Metaphor of Loss

Molly Gloss’ Falling from Horses and the American West

The title of her new book is Falling from Horses, Oregon author Molly Gloss clarifies, not Falling off Horses. The preposition might seem to be a fine distinction, but Gloss says the title is meant as a metaphor — when you say falling off a horse, it is just about falling off a horse, she says. But there is “something subtle in the use of the other preposition, a more complicated question of not just the physical act of falling off a horse,” but instead a metaphor of “falling away” — falling away not only from horses but also from the heroism inherent in the cowboy mythology of the West.

Falling from Horses is both a Northwest novel and a novel of that mythic American West. Bud Frazer grows up on an Eastern Oregon ranch, and not long after the loss of his young sister Mary Claudine — a loss he links to horses — he decides to travel to Hollywood to make it as a stunt-riding movie cowboy. Bud sells his saddle, takes his cowboy hat and spurs and gets on a Greyhound bus to Los Angeles. On the bus he meets up with Lily Shaw, a small fierce woman with her own dreams of a future in Hollywood.

The disappearance of Mary Claudine is no spoiler. Gloss lets the reader know about it early on, before we fully know the little girl. As the reader gets to know, and like, Mary Claudine through Bud’s tales of her childhood, you know all the while she will be gone. “I didn’t want to tease readers with that,” Gloss says, “I wanted to let readers know right away so it didn’t come as a huge shock and let the story of how that happened spool out slowly so you can feel that loss.”
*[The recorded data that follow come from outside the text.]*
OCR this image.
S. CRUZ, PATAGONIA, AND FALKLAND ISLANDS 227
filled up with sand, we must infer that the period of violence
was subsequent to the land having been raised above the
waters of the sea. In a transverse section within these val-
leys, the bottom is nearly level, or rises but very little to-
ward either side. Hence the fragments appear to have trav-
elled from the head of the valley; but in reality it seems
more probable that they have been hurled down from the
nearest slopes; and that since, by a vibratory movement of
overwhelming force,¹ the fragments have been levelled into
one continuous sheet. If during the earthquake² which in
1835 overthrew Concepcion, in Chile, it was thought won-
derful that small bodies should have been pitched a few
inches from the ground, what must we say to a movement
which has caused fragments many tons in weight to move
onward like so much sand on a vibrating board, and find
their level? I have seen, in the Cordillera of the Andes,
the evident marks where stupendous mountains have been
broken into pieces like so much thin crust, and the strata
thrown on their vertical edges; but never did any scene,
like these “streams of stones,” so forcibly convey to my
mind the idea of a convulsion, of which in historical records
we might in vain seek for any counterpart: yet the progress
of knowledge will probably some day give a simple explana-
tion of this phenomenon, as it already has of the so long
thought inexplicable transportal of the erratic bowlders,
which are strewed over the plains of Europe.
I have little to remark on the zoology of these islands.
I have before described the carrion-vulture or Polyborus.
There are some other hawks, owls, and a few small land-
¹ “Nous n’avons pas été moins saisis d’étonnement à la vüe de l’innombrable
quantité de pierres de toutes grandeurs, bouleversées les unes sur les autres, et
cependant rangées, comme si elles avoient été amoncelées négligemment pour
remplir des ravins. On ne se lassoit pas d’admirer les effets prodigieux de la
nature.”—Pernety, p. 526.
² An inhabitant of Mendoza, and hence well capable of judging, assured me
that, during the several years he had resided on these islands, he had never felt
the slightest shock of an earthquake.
Lily is a city girl from Seattle and a character that is entirely different from rural Mary Claudine, yet in her diminutive fierceness and tenacity, she echoes Bud’s lost sibling. After Bud’s year in “hay burners” and cheap Westerns, he and Lily maintain the bond they forged while trying to make it in the movies and see past their glossy images.

Hollywood is more cutthroat to humans and animals alike than the Oregon ranch boy expects. Bud is falling away from horses while also using his skills with the animals to make it in an industry that, in the 1930s, killed them with falls off cliffs and trip wires that broke their legs and necks.

“I could feel the horse’s screams, like violin strings pulled too tight in my chest and the bow scraping harshly across them,” Bud says of a stunt horse with its legs broken after a callous moviemaker has set up a scene destined to kill man and beast to get a good shot, cheaply.

The tale’s perspective moves back and forth from Bud to a more omniscient view of his family, who we first met in Gloss’ earlier novel, Hearts of Horses. That novel brought Gloss herself back to a love of horses. “I grew up in rural Oregon,” she tells EW, and while she never had horses of her own, Gloss was around them and rode in her youth. She later got married, lived in the city and was not near horses at all for 30 years. Hearts of Horses “reawakened my passion for horses” and the sales from the book made it possible for her to get a horse of her own, yielding small details about the animals in Falling from Horses that only a horsewoman gets right.

Though it’s Bud who tells most of the story, strong female characters like Mary Claudine and Lily are not new to Gloss’s repertoire. She won the James Tiptree, Jr. Award for “works of science fiction or fantasy that expand or explore one’s understanding of gender” in 1998 for The Dazzle of Day and again in 2000 for her novel Wild Life.

While Dazzle, a tale of Quakers aboard an “enormous ring-shaped biosphere towed by an immense solar sail” in outer space is comfortably science fiction, calling Wild Life sci fi, she laughs, might annoy some Northwesterners. “I didn’t think of it as science fiction when I wrote it,” she says. The book is the story of a cigar-smoking, sci-fi writing feminist mother of five who travels through Washington’s forests and seemingly falls in with a group of sasquatch — “Mountain Giants” — in the early 1900s.

Wild Life and Falling from Horses are novels of the Northwest’s American West, made up of cattle ranches on the dry east side and the “logging West” on the wet west side. Falling from Horses, like Gloss’s earlier work, is an enthralling tale of life and loss, strong women and mythic characters in a harsh and beautiful country.